Arguably One Of The Greatest Cameos of All Time

In HE’s book, Mickey Rourke‘s second greatest performance is in Alan Parker‘s Angel Heart (’87)…the way he howled and cried at the very end as his ’50s shamus, Harry Angel, descended into hell on a rickety elevator.

Rourke’s third greatest performance was as the rop-bop-ah-loo-bop Boogie — a solemn, soft-spoken dude with a great, blonde-streaked bop haircut — in Barry Levinson‘s Diner (’82). This was the performance that inspired Pauline Kael to write that Rourke wasn’t acting for the camera or the critics, but in a truly intimate way…acting in the way that Sinatra sang to his listeners…right to them.

But the absolute finest performance of Rourke’s entire career was a cameo (not even a supporting performance but a four-minute quickie) as Teddy Lewis, an ex-con who gives William Hurt‘s Ned Racine some very serious advice about the riskiness of committing arson.

Born in 1952, Rourke was 28 or 29 when he shot Body Heat, and you just knew right away that this guy was a star waiting to happen, and that he’d eventually make history. He had it all going on.

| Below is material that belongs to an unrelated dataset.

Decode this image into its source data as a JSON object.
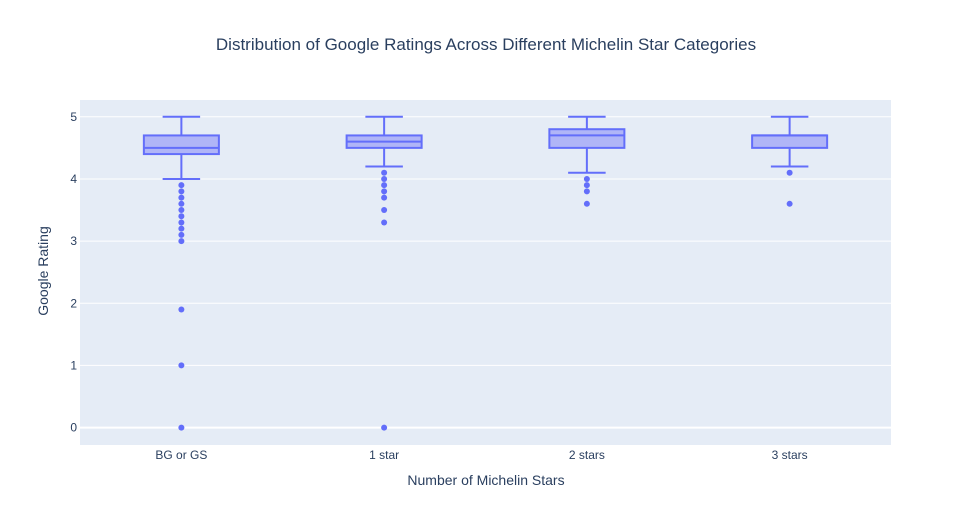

When I was working for Cannon publicity in ’87 I spoke to Rourke on the phone. It was during the making of Barfly or perhaps during the press tour, and he was at a hotel. I forget what the deal was, but he was late for something or some kind of special activity that Cannon was hoping for hadn’t happened, and I managed to say the wrong thing or put it in the wrong way. He was the only actor I’d flubbed it with, and I was very sorry for having done so, Rourke being one of my heroes at the time.